5.   Tanrı’nın kullarına hoşluk, güzellik veren, iyi muamele eden, iyilik veren olduğunu, bu açıkça ayette belirtildiğine ve uygulandığını görüp anlayan insanın az olduğunu öğrendik.

6.   Tanrı’nın kullarına neler yapacağını açıkça belirterek kendini bağladığını, kendini mecbur kıldığını öğrendik.

7.   Bilgisinden görüşünden faydalanıp yüz yüze iken saygı gösterip yanından ayrıldıktan sonra iki yüzlülük yapıp eleştirip küçülten ile arkadaşlık, dostluk yapılmayacağını öğrendik.

8.   Bilgin olmayan birisinin bir bilgin hakkında söylediklerinin doğru ve isabetli olamayacağını öğrendik.

9.   Verilen örneklere dikkat edersek o kişinin söylediği konuda ne kadar bilgi sahibi olup olmadığını anlayabileceğimizi öğrendik.

10.                   Başkasının sözünü aktararak bilgin olunamayacağını öğrendik.

11.                   Ayette nasıl söylenmişse aynen olacağını öğrendik.

12.                  Bilgiden daha ileri inanç olduğunu, inanarak cesaretle yol alanın kafasında büyüttüğü, korku oluşturduğu canavarın aslında bir böcek olduğunu, kolayca yok edilebileceğini öğrendik.

13.                  Tanrı inancı olmayanların korkuyu kullandıklarını, inananları durdurmak, yoldan vazgeçirmek için bir böceği bile canavar gibi anlatıp inandırmaya uğraştıklarını öğrendik.

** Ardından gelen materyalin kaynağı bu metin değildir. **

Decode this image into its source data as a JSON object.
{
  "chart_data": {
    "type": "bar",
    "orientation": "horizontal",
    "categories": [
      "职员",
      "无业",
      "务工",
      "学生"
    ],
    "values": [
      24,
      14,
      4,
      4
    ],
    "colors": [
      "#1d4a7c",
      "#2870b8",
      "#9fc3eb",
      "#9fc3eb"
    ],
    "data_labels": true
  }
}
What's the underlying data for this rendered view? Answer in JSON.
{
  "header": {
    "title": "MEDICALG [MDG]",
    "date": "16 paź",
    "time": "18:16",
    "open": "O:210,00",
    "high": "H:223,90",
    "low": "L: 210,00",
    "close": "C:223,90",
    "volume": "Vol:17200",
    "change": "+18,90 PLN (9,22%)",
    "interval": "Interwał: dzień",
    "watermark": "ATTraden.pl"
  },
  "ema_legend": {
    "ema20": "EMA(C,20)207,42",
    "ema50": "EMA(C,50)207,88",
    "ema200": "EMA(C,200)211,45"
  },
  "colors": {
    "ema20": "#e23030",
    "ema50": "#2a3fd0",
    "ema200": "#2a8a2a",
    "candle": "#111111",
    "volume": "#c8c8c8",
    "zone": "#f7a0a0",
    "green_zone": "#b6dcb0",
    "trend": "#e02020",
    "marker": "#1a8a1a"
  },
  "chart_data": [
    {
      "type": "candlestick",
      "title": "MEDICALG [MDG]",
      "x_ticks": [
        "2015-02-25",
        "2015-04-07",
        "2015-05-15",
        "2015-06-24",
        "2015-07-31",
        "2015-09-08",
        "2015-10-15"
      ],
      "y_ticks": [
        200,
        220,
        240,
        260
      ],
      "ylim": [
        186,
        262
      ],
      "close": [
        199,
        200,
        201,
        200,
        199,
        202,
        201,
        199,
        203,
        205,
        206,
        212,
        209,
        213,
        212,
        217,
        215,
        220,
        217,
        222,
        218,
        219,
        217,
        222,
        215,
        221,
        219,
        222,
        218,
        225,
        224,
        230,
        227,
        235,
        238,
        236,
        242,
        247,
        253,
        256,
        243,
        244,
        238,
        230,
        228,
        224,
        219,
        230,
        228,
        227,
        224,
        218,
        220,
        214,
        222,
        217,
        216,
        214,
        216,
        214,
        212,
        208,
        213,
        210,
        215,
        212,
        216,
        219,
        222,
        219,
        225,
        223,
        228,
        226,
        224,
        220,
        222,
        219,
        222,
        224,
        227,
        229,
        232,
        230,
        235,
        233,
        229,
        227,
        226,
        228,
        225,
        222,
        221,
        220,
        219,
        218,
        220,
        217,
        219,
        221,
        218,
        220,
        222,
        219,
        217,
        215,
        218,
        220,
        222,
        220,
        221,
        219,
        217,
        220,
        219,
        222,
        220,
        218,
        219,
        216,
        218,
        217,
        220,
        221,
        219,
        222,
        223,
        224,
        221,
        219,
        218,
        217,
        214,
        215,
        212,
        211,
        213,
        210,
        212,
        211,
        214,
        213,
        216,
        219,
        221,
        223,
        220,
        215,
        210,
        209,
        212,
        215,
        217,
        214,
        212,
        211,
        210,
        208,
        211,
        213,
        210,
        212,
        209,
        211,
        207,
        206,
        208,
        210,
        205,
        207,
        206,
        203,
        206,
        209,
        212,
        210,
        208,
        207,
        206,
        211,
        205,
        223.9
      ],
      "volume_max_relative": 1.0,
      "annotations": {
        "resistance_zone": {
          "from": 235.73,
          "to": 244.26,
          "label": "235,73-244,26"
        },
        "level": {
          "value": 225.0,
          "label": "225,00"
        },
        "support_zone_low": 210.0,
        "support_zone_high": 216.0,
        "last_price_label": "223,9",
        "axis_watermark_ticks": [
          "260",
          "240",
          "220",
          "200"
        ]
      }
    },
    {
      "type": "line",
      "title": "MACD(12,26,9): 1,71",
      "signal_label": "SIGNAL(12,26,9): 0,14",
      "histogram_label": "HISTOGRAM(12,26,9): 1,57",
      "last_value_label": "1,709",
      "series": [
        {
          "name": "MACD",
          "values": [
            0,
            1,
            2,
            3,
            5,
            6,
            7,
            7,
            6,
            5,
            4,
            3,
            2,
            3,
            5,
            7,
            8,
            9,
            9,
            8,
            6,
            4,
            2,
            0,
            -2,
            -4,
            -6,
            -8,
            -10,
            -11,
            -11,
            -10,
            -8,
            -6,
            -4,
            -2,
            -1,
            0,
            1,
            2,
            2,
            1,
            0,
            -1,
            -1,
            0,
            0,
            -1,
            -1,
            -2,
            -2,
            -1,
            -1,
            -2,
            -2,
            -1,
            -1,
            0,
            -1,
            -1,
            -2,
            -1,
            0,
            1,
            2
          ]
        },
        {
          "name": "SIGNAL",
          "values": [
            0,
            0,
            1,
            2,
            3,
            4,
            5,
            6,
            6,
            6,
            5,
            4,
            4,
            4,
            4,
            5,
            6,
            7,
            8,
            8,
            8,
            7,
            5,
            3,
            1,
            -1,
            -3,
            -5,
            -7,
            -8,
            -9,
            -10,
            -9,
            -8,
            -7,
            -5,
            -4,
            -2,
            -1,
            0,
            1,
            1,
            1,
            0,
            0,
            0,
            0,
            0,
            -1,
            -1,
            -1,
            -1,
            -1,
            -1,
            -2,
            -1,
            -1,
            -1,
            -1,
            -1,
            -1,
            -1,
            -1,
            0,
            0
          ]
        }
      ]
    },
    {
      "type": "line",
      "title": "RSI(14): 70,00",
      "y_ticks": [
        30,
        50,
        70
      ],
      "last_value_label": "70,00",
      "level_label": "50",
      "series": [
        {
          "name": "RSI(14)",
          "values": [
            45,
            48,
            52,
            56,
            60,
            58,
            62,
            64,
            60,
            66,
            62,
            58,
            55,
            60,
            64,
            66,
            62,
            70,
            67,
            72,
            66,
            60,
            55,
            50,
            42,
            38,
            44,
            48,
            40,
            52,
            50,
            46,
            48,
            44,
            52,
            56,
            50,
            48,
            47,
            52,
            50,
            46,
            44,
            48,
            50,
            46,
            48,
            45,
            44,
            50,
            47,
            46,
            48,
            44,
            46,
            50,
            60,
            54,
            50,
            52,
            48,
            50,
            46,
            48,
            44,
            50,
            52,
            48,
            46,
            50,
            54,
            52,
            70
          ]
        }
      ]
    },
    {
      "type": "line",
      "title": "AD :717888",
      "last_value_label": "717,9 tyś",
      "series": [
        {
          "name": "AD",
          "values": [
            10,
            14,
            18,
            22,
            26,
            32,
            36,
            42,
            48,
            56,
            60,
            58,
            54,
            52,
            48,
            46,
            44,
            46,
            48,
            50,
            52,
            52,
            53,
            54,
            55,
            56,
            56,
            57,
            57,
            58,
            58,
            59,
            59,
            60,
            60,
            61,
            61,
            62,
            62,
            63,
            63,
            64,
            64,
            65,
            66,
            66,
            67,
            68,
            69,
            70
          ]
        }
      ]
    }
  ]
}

14.                  Harflerin Tanrı’yı anlattığını, Tanrı sevgisini taşıdığını, gönlümüze Tanrı sevgisini koymaya yaradığını öğrendik.

15.                  Her şeyde muhakkak fayda olduğunu ve bizim de bu faydayı görmemiz gerektiğini öğürendik.

 İşte böyle yaren,
Doğrular ve gerçekler yerinde her zaman durmaktadır.

Her insan kendi bakış ve istekleri ile bu doğruları anlamaya, başkalarına anlatmaya çalışır ve bundan da bir kazanç bekler.

Tarafsız, yansız yani özgür bir düşünceye sahip olmayanlar tam doğruyu göremezler ancak sınırlı görebildiklerini de gerçekliğin son noktası diye takdim ederler.

Sözlerin önemini bir daha dikkate almamız ve anlayışımızı ilk kaynaktan temiz bir şekilde almamız gerekmektedir.

Yaşam şartları diye bize gerekmeyen birçok bilgiler aldık ve bunların karmaşası içinde doğruyu bulmaya, doğru yaşamaya çalışıyoruz.

Tanrı yolunda gidenlere ve bu yoldan çıkmayanlara perde kalkıp doğru olduğu gibi gösterilecektir.

 İnşallah bundan yararlanan kullardan oluruz.